Hätte ein deutscher Erfinder 1969 einen neuen und erfinderischen Temperaturregler in Deutschland, Frankreich, den Niederlanden und in der Türkei zum Patent anmelden wollen, hätte er zunächst eine deutschsprachige Patentanmeldung ausarbeiten lassen. Diese wäre in die französische, niederländische und türkische Sprache übersetzt worden. Nach der Anpassung an die jeweiligen Formalerfordernisse wären neben der deutschen Patentanmeldung eine französische, eine niederländische und eine türkische eingereicht worden. Für sämtliche Patentanmeldungen wären separat Recherchen und Prüfungsverfahren durchgeführt worden, also vier parallele Recherchen, vier parallele Prüfungsverfahren und gegebenenfalls vier parallele Einspruchsverfahren.
Knapp zehn Jahre später…
Im Jahr 1978 öffnete das Europäische Patentamt (EPA) seine Pforten. Mit dem existierenden europäischen Patent ist es seitdem möglich, mit nur einer europäischen Patentanmeldung, für welche nur eine Recherche und ein Prüfungsverfahren durchgeführt werden, ein europäisches Patent erteilt zu bekommen. Gegebenenfalls schließt sich noch ein zentrales Einspruchsverfahren an. Nach der Patenterteilung bzw. dem Einspruchsverfahren endet jedoch die internationale Zuständigkeit des Europäischen Patentamts.

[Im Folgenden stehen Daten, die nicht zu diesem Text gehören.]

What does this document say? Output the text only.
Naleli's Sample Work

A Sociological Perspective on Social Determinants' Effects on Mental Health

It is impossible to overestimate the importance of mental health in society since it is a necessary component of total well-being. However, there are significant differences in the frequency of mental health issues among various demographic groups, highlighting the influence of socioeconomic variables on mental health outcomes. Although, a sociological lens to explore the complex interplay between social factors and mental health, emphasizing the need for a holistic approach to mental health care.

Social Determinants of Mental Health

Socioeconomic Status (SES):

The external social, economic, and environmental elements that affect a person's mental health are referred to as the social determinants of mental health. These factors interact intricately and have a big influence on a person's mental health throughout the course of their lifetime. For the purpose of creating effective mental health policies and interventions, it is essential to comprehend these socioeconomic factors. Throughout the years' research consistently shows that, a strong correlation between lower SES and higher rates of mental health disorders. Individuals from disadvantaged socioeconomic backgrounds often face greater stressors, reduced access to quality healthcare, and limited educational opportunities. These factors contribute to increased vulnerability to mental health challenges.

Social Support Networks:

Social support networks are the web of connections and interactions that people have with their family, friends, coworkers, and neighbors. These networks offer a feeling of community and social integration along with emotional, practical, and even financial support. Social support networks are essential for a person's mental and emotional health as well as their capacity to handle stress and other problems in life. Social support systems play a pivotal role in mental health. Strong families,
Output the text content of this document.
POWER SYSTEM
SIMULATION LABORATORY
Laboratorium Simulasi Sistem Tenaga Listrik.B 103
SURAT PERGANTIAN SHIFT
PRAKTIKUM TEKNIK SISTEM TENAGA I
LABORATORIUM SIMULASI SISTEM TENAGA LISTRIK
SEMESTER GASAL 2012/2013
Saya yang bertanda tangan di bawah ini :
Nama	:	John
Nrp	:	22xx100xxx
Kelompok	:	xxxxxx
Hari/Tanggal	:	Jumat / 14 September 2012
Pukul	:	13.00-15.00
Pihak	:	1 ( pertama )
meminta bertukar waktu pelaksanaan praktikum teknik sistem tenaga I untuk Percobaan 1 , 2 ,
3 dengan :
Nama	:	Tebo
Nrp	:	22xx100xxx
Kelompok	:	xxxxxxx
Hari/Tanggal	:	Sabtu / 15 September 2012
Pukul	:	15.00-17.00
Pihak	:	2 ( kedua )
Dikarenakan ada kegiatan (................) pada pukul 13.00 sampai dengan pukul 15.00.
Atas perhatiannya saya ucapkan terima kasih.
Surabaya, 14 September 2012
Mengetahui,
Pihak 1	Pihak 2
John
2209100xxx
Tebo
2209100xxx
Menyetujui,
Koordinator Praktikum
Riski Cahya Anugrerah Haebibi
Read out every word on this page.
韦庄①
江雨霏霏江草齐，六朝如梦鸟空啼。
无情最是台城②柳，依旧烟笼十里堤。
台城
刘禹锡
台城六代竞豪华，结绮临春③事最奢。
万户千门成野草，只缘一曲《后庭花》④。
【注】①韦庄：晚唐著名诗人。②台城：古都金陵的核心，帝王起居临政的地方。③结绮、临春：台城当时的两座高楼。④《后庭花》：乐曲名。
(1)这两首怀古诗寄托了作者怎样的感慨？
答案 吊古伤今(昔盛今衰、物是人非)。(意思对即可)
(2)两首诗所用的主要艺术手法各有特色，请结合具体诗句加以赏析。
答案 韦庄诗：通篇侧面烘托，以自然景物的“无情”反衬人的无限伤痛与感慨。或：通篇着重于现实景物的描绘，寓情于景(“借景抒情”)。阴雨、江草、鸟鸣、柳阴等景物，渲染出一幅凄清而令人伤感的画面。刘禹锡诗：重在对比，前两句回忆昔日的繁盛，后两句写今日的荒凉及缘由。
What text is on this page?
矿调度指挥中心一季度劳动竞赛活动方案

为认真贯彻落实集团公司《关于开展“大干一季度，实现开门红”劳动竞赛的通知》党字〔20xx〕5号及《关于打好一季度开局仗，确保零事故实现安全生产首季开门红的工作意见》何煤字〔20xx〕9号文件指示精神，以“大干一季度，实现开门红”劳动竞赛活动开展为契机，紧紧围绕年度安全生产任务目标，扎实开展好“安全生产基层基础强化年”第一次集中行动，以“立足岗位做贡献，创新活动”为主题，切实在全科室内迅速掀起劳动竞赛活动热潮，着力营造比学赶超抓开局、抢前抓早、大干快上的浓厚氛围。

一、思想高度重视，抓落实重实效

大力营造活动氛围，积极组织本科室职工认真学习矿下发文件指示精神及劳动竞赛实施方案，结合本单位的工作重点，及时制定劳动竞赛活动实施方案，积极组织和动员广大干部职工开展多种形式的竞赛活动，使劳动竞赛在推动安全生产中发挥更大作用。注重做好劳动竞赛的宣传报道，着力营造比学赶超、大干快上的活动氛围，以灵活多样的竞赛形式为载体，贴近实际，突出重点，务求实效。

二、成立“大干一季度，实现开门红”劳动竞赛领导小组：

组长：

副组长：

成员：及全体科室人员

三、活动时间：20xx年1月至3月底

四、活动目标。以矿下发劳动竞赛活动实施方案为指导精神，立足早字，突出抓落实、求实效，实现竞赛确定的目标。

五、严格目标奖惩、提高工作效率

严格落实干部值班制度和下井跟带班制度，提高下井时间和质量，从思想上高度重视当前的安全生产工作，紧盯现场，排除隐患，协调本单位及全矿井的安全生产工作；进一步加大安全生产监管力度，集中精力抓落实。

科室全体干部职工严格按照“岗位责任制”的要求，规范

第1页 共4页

Da das europäische Patent stets nur in einer der drei Verfahrenssprachen des EPA, nämlich Deutsch, Englisch oder Französisch vorliegt, konnten alle Mitgliedsstaaten nach der Erteilung zunächst eine Übersetzung in eine nationale Amtssprache verlangen, damit das europäische Patent im jeweiligen Mitgliedsstaat seine Gültigkeit entfaltet. Patentanwälte sprechen in diesem Zusammenhang von der „Validierung“ des europäischen Patents. In Abhängigkeit von der Anzahl der benannten Vertragsstaaten und der Anzahl der anzufertigenden Übersetzungen kann diese Validierung sehr kostspielig werden.
Das „Londoner Protokoll“
Zur Eindämmung der entsprechenden Kosten existiert seit 1999 das sogenannte „Londoner Protokoll“. In dem diesem Protokoll zugrunde liegenden Abkommen haben Deutschland, Frankreich und Großbritannien generell auf Übersetzungen verzichtet, weil diese Mitgliedstaaten ja bereits dadurch privilegiert sind, dass ihre Landessprache zugleich Verfahrenssprache vor dem EPA ist. Eine weitere Gruppe von Staaten hat das Übersetzungserfordernis dahingehend reduziert, dass nur die Patentansprüche in der jeweiligen Landessprache vorliegen müssen und es ausreicht, wenn die übrigen Unterlagen in englischer Sprache vorhanden sind. Natürlich gibt es auch Staaten, welche die Validierung weiterhin an die Einreichung einer vollständigen Übersetzung knüpfen.
Europa gebündelt.
Der jeweilige Länderanteil eines europäischen Patents wird nach der Validierung einem nationalen Patent in dem jeweiligen Mitgliedsstaat gleichgestellt. Es zerfällt also nach seiner Erteilung gleichsam in ein Bündel nationaler „Teilpatente“, weshalb das existierende europäische Patent auch als „Bündelpatent“ bezeichnet wird.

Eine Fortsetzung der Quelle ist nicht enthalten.